Del resto l’autore ce la mette tutta per apparire neutrale: si tiene in equilibrio tra le due fazioni in lotta cercando di non sbilanciarsi da una parte o dall’altra, trovando ragioni plausibili anche per i comportamenti più criticabili; fa sembrare simpatici anche i comprimari più crudeli; fornisce giustificazioni che facciano comprendere la necessità dei delitti più efferati e ha una parola di attenuazione della colpa per ognuno dei due schieramenti.
Fatto sta che anche quella guerra di morti ne ha fatti decine di migliaia in un paese che ancora oggi non si è ripreso del tutto da uno dei suoi periodi più neri, e l’ambientarvi un noir non ha lo stesso effetto che dipingere un Guernica.
Il Lettore



giovedì 31 gennaio 2019

Il re e il suo giullare


Okay. Questo era il ponderoso romanzo storico di cui avevo iniziato la lettura.
Dopo aver passato mesi a leggere e non essere arrivato nemmeno a metà ho deciso che era troppo faticoso continuare.
Stavolta soprattutto per colpa del protagonista, uno dei personaggi più famosi del ‘500, quell’Enrico VIII che pur di avere un tornaconto personale passa sopra le persone come uno schiacciasassi vibrante.
Dal momento che conosco già la sua storia, anche se non in tutti i particolari, la curiosità di sapere questi ultimi è stata soppiantata dalla repulsione per l’estrema negatività dell’uomo.

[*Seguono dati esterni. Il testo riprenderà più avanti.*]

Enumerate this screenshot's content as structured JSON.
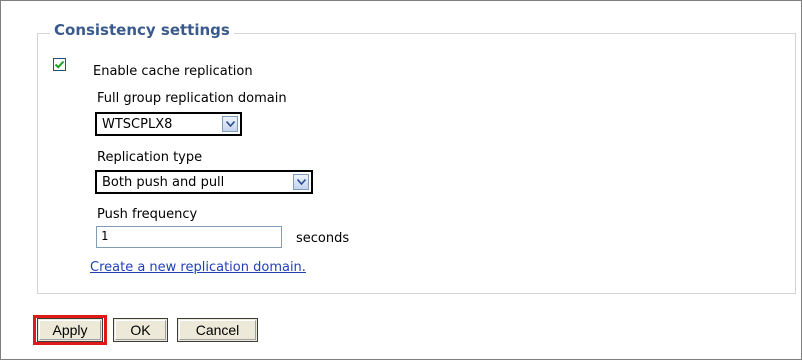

Come dice il sottotitolo L’autobiografia di Enrico VIII annotata dal buffone di corte Will Somers questo librone di più di 1000 pagine riporta la biografia di Enrico VIII scritta da lui medesimo, con pochi e stringati commenti del suo buffone personale. Perché l’abbiano fatta passare per scritta da lui resterà un mistero.
In effetti sarebbe stato interessante venire a conoscenza delle più nascoste ragioni per le quali questo re ha ripudiato/decapitato così tante mogli, ma dopo un po’ non se ne può veramente più di questo sovrano rozzo e narcisista. Quasi a metà percorso sono arrivato appena al punto in cui comincia a passargli la fregola per Anna Bolena, che delle mogli è solo la seconda.
Non è che Margaret George scriva male (anche se a metà libro il ritmo si fa più lento), stavolta è proprio colpa del protagonista. In questo periodo non ho proprio bisogno di personaggi negativi. Dopo aver glissato un poco con altri autori, l’ho ripreso in mano scoprendo che non avevo nessuna voglia di terminarlo impiegandoci altri mesi.
Basta. Addio Enrico VIII, addio Margaret George, penso che ti riprenderò in mano solo se scoprirò che hai scritto anche la biografia di qualche comico (che non sia finito male).